C'est une pathologie rare mais plus fréquente qu'on ne le croit :
- 1 à 2 % des femmes de 40 ans
- 1 femme sur 1 000 à 30 ans
- 1 femme sur 10 000 avant 20 ans
Les causes possibles
Dans beaucoup de cas, la cause reste inexpliquée (idiopathique). Les causes identifiées incluent :
- Génétiques : syndrome de Turner, délétion du chromosome X, syndrome de l'X fragile (prémutation FMR1)
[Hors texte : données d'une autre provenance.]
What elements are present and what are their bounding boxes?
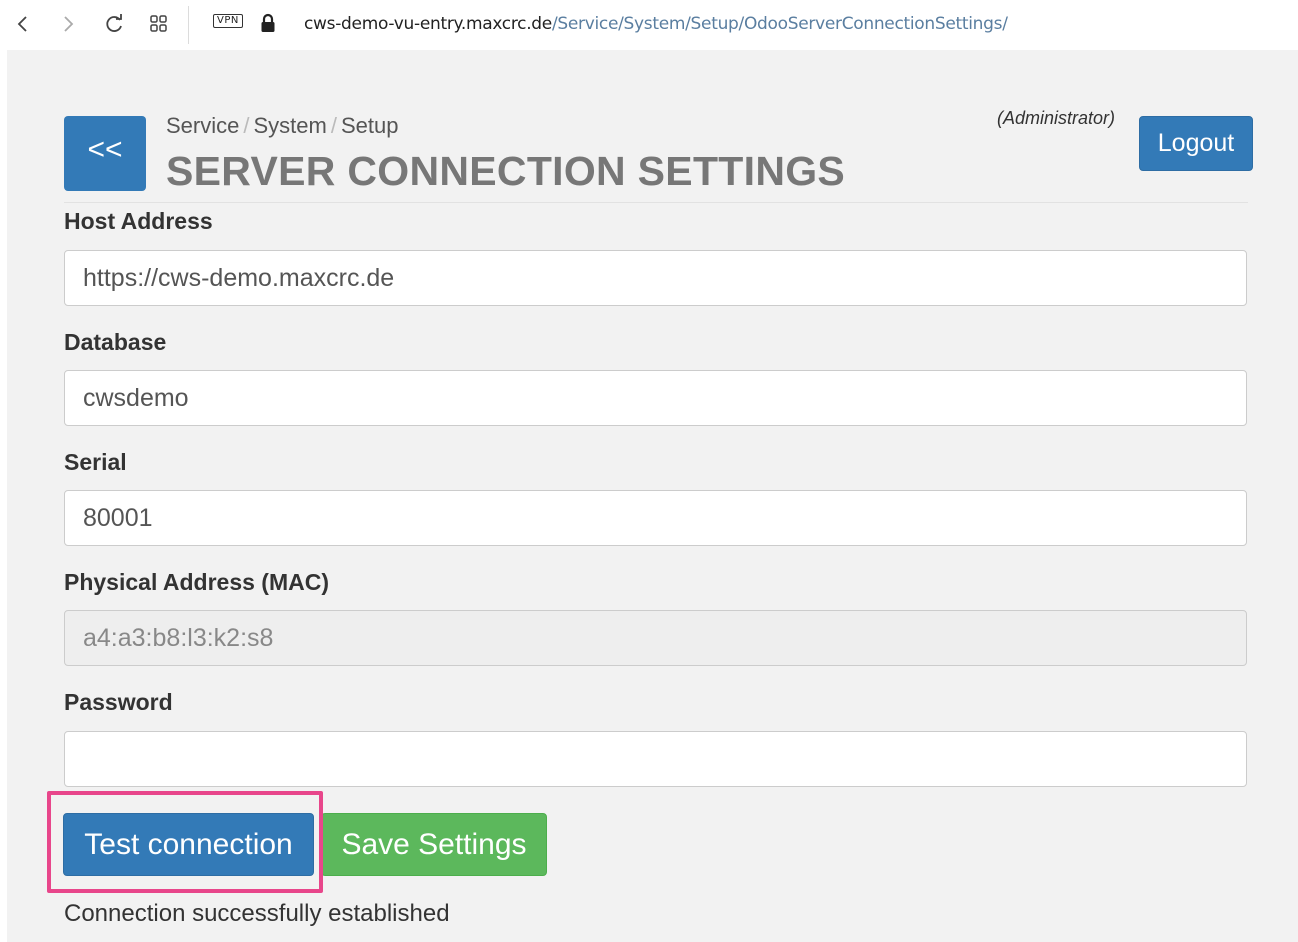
breadcrumb-item-setup: Setup	[340, 113, 399, 138]
test-connection-button[interactable]: Test connection	[63, 813, 314, 876]
url-domain: cws-demo-vu-entry.maxcrc.de	[304, 14, 552, 34]
breadcrumb-item-system[interactable]: System	[253, 113, 326, 138]
url-path: /Service/System/Setup/OdooServerConnecti…	[551, 14, 1008, 34]
save-settings-button[interactable]: Save Settings	[321, 813, 547, 876]
host-address-input[interactable]: https://cws-demo.maxcrc.de	[64, 250, 1247, 306]
breadcrumb-item-service[interactable]: Service	[166, 113, 239, 138]
database-label: Database	[64, 329, 167, 355]
mac-address-label: Physical Address (MAC)	[64, 569, 329, 595]
breadcrumb: Service / System / Setup	[166, 113, 398, 139]
serial-input[interactable]: 80001	[64, 490, 1247, 546]
back-button[interactable]: <<	[64, 116, 146, 191]
header-divider	[64, 202, 1248, 203]
browser-toolbar: VPN cws-demo-vu-entry.maxcrc.de/Service/…	[0, 0, 1298, 50]
page-body: << Service / System / Setup SERVER CONNECTIO…	[7, 50, 1298, 942]
mac-address-input: a4:a3:b8:l3:k2:s8	[64, 610, 1247, 666]
page-title: SERVER CONNECTION SETTINGS	[166, 148, 846, 194]
chevron-right-icon[interactable]	[55, 10, 81, 38]
lock-icon[interactable]	[260, 13, 276, 38]
breadcrumb-separator: /	[330, 113, 337, 138]
reload-icon[interactable]	[101, 10, 127, 38]
host-address-label: Host Address	[64, 208, 213, 234]
grid-icon[interactable]	[146, 10, 172, 38]
database-input[interactable]: cwsdemo	[64, 370, 1247, 426]
breadcrumb-separator: /	[243, 113, 250, 138]
user-role: (Administrator)	[997, 108, 1116, 128]
chevron-left-icon[interactable]	[10, 10, 36, 38]
vpn-badge[interactable]: VPN	[213, 14, 243, 28]
logout-button[interactable]: Logout	[1139, 116, 1253, 171]
serial-label: Serial	[64, 449, 127, 475]
address-bar[interactable]: cws-demo-vu-entry.maxcrc.de/Service/Syst…	[304, 14, 1008, 34]
password-label: Password	[64, 689, 173, 715]
status-message: Connection successfully established	[64, 900, 450, 927]
password-input[interactable]	[64, 731, 1247, 787]
toolbar-divider	[188, 6, 189, 44]
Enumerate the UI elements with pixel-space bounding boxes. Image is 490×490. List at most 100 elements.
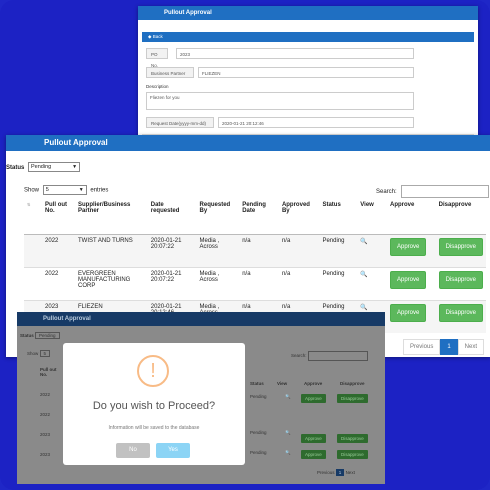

- Auto-immunes : maladie d'Addison, lupus, thyroïdite auto-immune
- Iatrogènes : chimiothérapie (agents alkylants), radiothérapie pelvienne, chirurgies ovariennes
- Infectieuses et environnementales : dans des cas plus rares
Les symptômes qui doivent alerter
Les symptômes ressemblent à ceux de la ménopause et peuvent conduire à un diagnostic erroné. Les principaux signes d'alerte :
- Règles irrégulières ou absentes (aménorrhée) depuis plus de 4 mois, avant 40 ans
- Bouffées de chaleur et sueurs nocturnes
- Sécheresse vaginale et douleurs pendant les rapports (dyspareunie)
- Baisse de la libido
- Troubles du sommeil et de l'humeur
- Infertilité inexpliquée
Le diagnostic : comment ça se confirme
Le diagnostic d'IOP est clinico-biologique : troubles des cycles persistant au moins 4 mois avant 40 ans, confirmés par une prise de sang montrant :
LH : élevée
Œstradiol : < 30 pg/mL (bas)
AMH : < 0,5 ng/mL (très basse voire indétectable)
Une ostéodensitométrie est également recommandée au diagnostic pour évaluer la densité osseuse.
Des examens complémentaires sont ensuite réalisés pour rechercher la cause : caryotype sanguin, recherche de prémutation FMR1, bilan auto-immun (TSH, anticorps anti-TPO, glycémie à jeun).
Les conséquences à long terme
Non traitée, l'IOP expose à des risques importants sur le long terme :
- Déminéralisation osseuse et risque fracturaire accru
- Risque cardiovasculaire augmenté
- Impact sur la qualité de vie (fatigue, troubles de l'humeur, sexualité)
Le traitement hormonal substitutif (THS)
Le THS est recommandé dès le diagnostic, au moins jusqu'à 51 ans (âge moyen de la ménopause naturelle). Il protège les os, le cœur et améliore la qualité de vie.
IOP et grossesse : quelles options ?
L'IOP ne signifie pas l'infertilité absolue. Certaines femmes ovulent encore sporadiquement et peuvent concevoir naturellement — même si la probabilité est faible. Pour la grande majorité, les options PMA sont :
- FIV avec don d'ovocytes : l'utérus reste fonctionnel. C'est la voie principale. La Sécurité sociale rembourse le don d'ovocytes au même titre que la FIV avec gamètes propres.
- Accueil d'embryon : recevoir un embryon donné par un autre couple.
La stimulation ovarienne est généralement inutile voire impossible en cas d'IOP avancée (absence de follicules). Le don d'ovocytes reste donc la voie la plus adaptée et la plus efficace.
Sources
PNDS 2021 (HAS) · recomedicales.fr · fiv.fr · Agence de Biomédecine · docteur-benchimol.com · MedG.fr · Réseau CRESCENDO.